Everything changed when Halloween lost its young-and-innocent status.  Parents inspected treat bags to filter out anything remotely suspicious.  Homemade items only made it as far as the next-door neighbor’s kids or backyard Halloween parties.  Suddenly a treat didn’t pass muster if it wasn’t recognizable and wrapped.  The creative license of trick-or-treating has expired.

But hold on now.  What about the other 364 days of the year?  Can’t the element of surprise show up on one or more of those?  Can’t we still be caught off guard… in a good way?

Here’s an attempt.  At least two companies offer monthly treats by subscription and you have no idea what’s coming.  SnackCrate describes its product as “a world of snack surprises – monthly”.  TryTreats advertises “each month’s box will feature snacks from a different country in the world.  The country you’ll receive is a secret until you receive the box!”  Kind of a spin on my ol’-days Halloween nights, don’t you think?

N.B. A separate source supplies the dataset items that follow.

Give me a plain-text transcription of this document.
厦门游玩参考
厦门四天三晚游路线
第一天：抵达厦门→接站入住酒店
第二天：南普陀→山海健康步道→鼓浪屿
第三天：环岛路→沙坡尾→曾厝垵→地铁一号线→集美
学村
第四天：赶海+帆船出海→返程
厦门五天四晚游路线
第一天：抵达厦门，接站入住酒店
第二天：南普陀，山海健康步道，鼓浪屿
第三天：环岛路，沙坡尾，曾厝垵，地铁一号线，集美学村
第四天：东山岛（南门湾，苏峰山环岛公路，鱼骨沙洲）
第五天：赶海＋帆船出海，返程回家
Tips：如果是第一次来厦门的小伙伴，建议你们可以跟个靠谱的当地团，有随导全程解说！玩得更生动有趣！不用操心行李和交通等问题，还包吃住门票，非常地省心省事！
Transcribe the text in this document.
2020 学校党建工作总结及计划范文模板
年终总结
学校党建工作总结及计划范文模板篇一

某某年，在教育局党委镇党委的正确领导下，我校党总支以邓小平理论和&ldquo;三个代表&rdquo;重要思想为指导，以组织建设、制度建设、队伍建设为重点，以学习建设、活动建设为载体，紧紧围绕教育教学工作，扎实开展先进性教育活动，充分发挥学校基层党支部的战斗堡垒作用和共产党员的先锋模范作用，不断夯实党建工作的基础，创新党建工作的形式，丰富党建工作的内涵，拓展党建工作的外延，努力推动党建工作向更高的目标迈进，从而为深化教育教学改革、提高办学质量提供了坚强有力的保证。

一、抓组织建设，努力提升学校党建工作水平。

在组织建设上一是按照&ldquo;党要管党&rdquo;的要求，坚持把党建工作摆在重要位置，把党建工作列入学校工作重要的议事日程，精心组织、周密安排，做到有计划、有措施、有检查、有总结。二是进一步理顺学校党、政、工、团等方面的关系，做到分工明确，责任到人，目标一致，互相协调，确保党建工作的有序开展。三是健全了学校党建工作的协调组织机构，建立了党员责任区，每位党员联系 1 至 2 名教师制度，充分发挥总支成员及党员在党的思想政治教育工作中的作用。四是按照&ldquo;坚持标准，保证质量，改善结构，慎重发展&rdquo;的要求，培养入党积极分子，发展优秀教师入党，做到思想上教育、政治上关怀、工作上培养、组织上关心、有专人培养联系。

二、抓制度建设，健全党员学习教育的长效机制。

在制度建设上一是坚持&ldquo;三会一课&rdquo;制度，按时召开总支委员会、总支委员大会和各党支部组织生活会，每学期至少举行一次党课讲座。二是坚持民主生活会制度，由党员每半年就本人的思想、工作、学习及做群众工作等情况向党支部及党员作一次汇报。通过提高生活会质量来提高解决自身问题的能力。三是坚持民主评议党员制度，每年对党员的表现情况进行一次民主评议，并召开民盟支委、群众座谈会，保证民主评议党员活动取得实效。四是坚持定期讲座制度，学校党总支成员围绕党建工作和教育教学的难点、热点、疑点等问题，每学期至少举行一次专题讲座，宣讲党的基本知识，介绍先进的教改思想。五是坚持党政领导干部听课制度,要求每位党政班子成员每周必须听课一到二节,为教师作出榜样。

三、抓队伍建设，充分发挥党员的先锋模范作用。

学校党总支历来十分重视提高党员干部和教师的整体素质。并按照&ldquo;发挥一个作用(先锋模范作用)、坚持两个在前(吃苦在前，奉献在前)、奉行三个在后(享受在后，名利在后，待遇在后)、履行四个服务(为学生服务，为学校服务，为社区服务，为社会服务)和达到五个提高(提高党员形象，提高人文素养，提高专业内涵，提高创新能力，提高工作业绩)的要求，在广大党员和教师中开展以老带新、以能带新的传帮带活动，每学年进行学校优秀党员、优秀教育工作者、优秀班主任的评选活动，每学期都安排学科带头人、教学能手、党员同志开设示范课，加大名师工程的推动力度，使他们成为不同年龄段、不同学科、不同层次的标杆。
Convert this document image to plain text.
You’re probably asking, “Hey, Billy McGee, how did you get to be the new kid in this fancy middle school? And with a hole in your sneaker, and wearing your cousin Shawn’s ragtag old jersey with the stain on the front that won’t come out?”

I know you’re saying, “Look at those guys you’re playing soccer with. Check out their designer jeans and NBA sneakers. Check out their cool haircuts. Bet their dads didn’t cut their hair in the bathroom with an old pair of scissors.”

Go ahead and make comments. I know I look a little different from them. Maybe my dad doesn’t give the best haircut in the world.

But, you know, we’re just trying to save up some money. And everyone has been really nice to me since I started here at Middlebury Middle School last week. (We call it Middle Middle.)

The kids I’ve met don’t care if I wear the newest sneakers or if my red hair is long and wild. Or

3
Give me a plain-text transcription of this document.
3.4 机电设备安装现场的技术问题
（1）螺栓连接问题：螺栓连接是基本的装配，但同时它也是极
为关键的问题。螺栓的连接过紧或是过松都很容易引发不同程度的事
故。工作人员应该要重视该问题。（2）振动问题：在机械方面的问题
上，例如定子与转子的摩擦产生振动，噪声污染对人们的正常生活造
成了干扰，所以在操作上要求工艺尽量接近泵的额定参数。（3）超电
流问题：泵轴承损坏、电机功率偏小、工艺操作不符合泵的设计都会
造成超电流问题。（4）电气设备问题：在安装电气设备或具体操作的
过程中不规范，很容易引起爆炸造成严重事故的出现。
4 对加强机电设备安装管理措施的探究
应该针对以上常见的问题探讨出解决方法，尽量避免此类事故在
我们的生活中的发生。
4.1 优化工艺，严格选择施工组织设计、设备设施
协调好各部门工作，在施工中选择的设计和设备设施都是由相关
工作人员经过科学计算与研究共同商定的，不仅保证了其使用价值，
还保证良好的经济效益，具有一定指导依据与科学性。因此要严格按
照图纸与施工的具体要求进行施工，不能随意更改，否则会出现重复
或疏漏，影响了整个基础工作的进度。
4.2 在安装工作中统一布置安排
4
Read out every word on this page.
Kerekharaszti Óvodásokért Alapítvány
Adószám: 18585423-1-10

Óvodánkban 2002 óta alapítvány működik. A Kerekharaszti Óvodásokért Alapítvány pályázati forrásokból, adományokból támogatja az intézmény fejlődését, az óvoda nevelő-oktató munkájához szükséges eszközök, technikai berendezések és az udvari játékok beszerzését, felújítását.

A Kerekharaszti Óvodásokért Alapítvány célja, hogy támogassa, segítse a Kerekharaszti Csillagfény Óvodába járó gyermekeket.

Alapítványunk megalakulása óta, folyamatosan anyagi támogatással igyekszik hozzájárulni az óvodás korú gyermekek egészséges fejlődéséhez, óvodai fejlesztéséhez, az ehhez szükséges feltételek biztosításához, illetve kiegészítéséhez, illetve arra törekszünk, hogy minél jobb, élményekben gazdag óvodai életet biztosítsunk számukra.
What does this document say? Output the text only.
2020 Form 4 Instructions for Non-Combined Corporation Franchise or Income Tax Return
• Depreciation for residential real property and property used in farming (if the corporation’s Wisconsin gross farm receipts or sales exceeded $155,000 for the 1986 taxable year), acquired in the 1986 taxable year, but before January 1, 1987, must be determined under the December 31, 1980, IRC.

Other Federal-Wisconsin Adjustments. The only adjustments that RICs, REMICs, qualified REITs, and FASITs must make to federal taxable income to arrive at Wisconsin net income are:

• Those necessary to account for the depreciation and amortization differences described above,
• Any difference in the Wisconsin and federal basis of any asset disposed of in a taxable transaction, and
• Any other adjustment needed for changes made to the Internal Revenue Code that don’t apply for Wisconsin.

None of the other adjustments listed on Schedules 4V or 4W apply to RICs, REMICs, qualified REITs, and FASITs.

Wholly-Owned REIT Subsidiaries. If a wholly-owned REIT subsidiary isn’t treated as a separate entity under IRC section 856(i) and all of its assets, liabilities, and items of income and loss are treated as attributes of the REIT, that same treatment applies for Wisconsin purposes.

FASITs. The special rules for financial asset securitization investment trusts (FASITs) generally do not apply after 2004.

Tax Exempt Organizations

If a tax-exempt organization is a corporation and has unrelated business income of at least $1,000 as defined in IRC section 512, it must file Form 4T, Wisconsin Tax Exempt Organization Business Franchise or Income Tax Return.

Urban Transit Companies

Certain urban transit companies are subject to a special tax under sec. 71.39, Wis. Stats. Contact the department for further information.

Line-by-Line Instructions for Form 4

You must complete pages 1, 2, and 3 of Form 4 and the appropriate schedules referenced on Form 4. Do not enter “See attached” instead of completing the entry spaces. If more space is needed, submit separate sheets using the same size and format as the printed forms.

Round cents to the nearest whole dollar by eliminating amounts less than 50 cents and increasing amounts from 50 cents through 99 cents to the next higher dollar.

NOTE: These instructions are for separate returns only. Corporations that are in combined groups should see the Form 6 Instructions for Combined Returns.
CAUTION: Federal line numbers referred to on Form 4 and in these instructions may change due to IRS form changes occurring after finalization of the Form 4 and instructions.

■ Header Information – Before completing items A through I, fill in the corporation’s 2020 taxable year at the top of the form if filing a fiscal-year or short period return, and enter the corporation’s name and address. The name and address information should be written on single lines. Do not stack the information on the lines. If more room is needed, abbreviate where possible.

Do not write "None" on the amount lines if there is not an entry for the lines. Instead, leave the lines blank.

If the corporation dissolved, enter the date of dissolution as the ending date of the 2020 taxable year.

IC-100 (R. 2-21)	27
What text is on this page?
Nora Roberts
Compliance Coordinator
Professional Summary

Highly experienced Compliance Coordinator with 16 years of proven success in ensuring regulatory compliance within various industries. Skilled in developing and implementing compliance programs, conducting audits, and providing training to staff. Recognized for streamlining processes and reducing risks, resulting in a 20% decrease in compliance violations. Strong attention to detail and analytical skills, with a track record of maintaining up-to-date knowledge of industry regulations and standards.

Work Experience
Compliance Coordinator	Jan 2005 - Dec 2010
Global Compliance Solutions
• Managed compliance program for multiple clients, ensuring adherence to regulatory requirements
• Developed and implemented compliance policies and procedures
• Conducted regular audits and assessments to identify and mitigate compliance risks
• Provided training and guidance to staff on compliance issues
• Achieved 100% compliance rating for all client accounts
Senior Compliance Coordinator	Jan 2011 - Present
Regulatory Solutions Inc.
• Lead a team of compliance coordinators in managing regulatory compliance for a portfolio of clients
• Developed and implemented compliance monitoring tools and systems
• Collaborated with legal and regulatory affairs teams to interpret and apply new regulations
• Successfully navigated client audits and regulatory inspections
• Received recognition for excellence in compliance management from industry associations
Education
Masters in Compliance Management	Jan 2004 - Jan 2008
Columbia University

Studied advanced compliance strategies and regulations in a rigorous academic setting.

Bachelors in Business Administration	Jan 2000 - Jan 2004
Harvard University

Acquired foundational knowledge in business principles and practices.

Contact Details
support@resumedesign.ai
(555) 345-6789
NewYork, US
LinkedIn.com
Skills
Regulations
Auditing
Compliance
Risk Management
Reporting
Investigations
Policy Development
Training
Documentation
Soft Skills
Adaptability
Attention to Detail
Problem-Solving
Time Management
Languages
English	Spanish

Speaking of treats I think the dog got wind of this topic.  The other night I prepped his dinner with the usual two cups of kibble topped with a few bits of lunch meat.  He ate the bits but left the kibble.  He’s never done that before.  Maybe he’s bored with it?  I need to shake things up.  Throw in a few doggie treats.  Add the ol’ Halloween element of surprise and get his tail wagging again.